A Christian openly living his or her faith will eventually be asked, “Why did God _______?” One such Christian asked AnOldSinner how to respond to a question he was asked by someone he described as a skeptic. In this case, the question was, “Why did God harden Pharaoh’s heart?” Before sharing my response, let’s spend a few minutes thinking about questions like this.
First, there are some who believe many questions are simply statements in disguise. One self-appointed expert on television with quite a following is fond of saying 80-85 percent of questions are statements in disguise. He is often criticized by more academic types, but there is reason to believe, in many instances, questions are statements in disguise.
A second point to consider is why the question is being asked. Take the case of a new Christian. Many new Christians, and many long time church goers, have little if any knowledge of the Old Testament. Therefore a question such as “Why didn’t God stop slavery” may be a legitimate question, and not the opening gambit in an objection to the basic idea of God.

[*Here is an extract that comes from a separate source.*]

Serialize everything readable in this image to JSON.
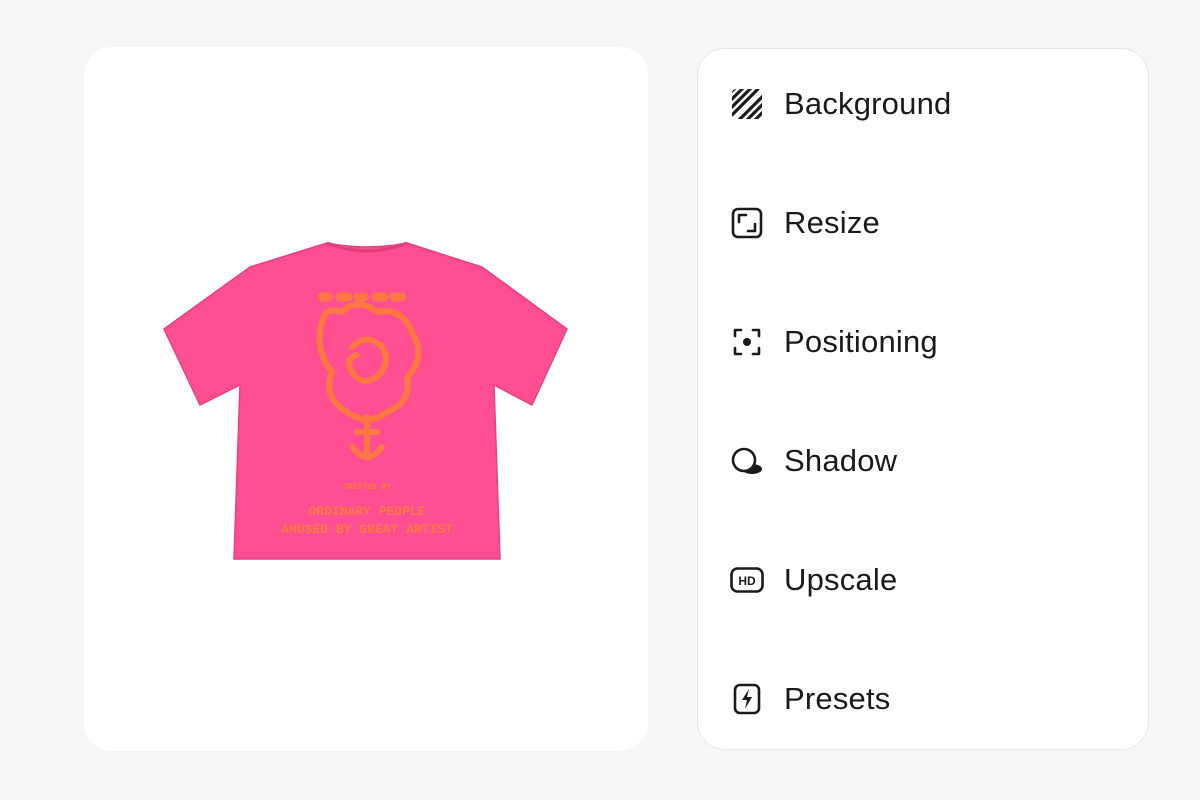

Finally, as far as questions are concerned, what is the purpose of the question. One should always be aware the person asking the question may be interested in more than a direct answer. Consider the question above concerning Pharaoh.
The person asking the question is seeking information, even if his question is really a thinly veiled accusation against God. It is possible the questioner is seeking a substantive reply. It is also possible that is not the case. Rather, the person is likely attempting to gather information about the one being questioned.
How one responds to such a question helps the person asking the question in several ways. First, he, or she, will have a feeling for the respondent’s knowledge of the Bible. Second, he will gain some insight into the person’s level of faith, commitment, and ability to handle objections or challenges. In short, how one responds to such a question will tell the person asking the question a good deal about the Christian being questioned. Which brings us back to how one responds to questions such as the one posed above.
When asked how I would respond to the question about God hardening Pharaoh’s heart, I had an immediate response. It is not one I recommend, as I will discuss later, but based on my own thoughts in this area it made sense. Also, it somewhat parallels God’s reasoning when He tells Moses He is hardening Pharaoh’s heart to show His power to the Egyptians, and so His story can be told to future generations of Israelites. (Exodus 10:1-2)
My response was He hardened Pharaoh’s heart to make a point and teach a lesson. I said God could have simply changed Pharaoh’s heart and commanded Pharaoh to free the Israelites. The problem is that would make us a race of puppets, not beings with free will. My answer made sense to my friend, but there could have been a problem if he had responded in that fashion to the person questioning him.
A more mature believer might accept, if not completely understand, that God was using the situation to teach a lesson. A nonbeliever or less mature believer might be appalled that God could be so cruel. In fact, at one time in AnOldSinner’s life I might have asked such a question, hoping someone would be foolish enough to answer that God was teaching mankind a lesson. You see, I would have been one of those people asking a question that was really a statement.
If I had asked the question about God hardening Pharaoh’s heart, I would have been thinking you worship an evil god, if such a being actually exists. Additionally, I was fully prepared to dismantle any rationalization, explanation, or excuse for your god’s behavior that you made. Which brings us to the point of this piece.
Trying to answer a question such as why God hardened someone’s heart is usually a mistake. Certainly under some circumstances it isn’t a mistake, but in a conversation with a skeptic or atheist it probably is. It is likely a mistake for several reasons.
First, they are probably prepared for any answer you could make. Second, they are really not going to listen to your answer, as they are already formulating their reply to any answer you make. Third, it is likely you do not know their real reason for asking. It is possible they are really seeking understanding, they may simply be wanting to argue, or they may be trying to find out what kind of a religious nut you are.
Instead of answering their question, ask them one. For instance, I might say, “That is a great question. What makes you ask?” Another variation would be, “I’ve struggled with that question myself, do you have any thoughts on the matter?” The idea is to avoid being defensive or combative, and to get the other party to do the talking.1
I discussed this matter in more detail a few years ago in “A Defensive Position.” The bottom line is getting them to do the talking. As I was taught, and later taught my negotiation students, if you can keep the other party talking, he or she will tell you everything you need to know to settle the deal. Of course, you must be listening. If you are, you will discover the real reason they asked the question, and if there is any way to help them understand God’s Word.
In closing, it is important you have a response to their original question. You may not need it at that moment, but you may need it later. Accordingly, if AnOldSinner’s plan works out, my next piece will be an argument one can make in response to someone essentially accusing God of being evil or fostering evil.
1. The statements leading into the question in these examples are for rapport building purposes. If you don’t think it is a great question, or you’ve never struggled with that or some similar question, say something else. The idea is to build rapport, disarm, and encourage the other person to talk. Simply asking someone why they are asking the question might sound defensive or confrontational. If so, that ends any hope of a conversation.